Finalement, la paléogénétique remet en cause notre manière d’observer le vivant dans le temps, elle permet de déconstruire ces connaissances que nous pensions actées et immuables. Des découvertes viennent perturber les certitudes des scientifiques. À titre d’exemple, Ludovic Orlando, passionné de cheval, a séquencé les génomes de 278 fossiles d’équidés provenant des quatre coins du continent Eurasien. Grâce à ces travaux, le chercheur et son équipe ont pu découvrir une lignée de chevaux aujourd’hui éteinte, qui peuplaient la péninsule Ibérique il y a 4 000 ans : le cheval de Przewalski. Ces travaux ont révélé que cet animal a d'abord été domestiqué par l'Homme il y a 5 500 ans, avant de retourner à l'état sauvage. « Cela nous apprend que le monde domestique n’a pas démarré au Kazakhstan il y a 5 500 ans comme on le pensait mais quelque part ailleurs, dans une région qui reste à déterminer » raconte Ludovic Orlando.

Des exemples comme celui-ci peuvent se décliner au monde animal, au végétal et aux hominidés, le passé a été beaucoup plus riche et dynamique, à l’image du monde actuel encore en construction.

Plus étonnant encore, la paléogénétique pourrait nous aider à prédir l'avenir.

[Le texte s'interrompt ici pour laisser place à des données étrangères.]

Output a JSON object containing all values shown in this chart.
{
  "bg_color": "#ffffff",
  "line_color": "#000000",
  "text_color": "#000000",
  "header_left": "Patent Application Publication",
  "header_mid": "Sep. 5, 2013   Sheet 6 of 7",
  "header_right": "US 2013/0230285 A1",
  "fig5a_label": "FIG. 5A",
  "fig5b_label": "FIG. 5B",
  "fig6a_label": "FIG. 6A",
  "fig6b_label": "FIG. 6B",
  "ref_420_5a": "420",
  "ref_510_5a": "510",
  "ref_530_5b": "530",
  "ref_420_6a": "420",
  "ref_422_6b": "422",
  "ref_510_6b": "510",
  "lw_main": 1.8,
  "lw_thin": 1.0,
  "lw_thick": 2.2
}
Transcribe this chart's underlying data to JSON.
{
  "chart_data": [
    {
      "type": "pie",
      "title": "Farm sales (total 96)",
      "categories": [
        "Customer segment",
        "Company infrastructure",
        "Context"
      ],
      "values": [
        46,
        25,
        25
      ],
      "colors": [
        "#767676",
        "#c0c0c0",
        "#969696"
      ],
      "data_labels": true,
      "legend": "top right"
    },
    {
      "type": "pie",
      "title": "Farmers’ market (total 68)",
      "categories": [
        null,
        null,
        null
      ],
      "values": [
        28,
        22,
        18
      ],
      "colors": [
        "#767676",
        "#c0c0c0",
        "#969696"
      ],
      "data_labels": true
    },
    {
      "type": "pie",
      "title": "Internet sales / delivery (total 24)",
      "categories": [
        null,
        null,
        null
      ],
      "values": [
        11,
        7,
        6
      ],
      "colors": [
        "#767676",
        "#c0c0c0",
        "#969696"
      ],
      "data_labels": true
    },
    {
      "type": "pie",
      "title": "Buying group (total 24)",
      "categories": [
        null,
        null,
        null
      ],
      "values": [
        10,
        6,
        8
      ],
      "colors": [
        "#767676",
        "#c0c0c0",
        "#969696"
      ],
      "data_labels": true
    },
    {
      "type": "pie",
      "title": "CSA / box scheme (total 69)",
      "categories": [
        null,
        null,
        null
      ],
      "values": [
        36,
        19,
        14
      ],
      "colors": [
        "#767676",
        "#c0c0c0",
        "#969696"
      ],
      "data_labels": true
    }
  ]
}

Par le passé, les changements écologiques drastiques comme des grandes glaciations ont précédé de grands réchauffements climatiques naturels, à l’inverse de celui que nous vivons actuellement qui est d’origine anthropique. « Grâce à nos outils, nous pouvons nous servir du passé comme une expérience pour mesurer comment l’écologie a été perturbée, quelles espèces ont survécu, comment d’autres se sont éteintes » explique Ludovic Orlando. « Avec ces données nous pouvons faire de la futurologie mais il faut savoir raison garder en sciences » conclut le chercheur.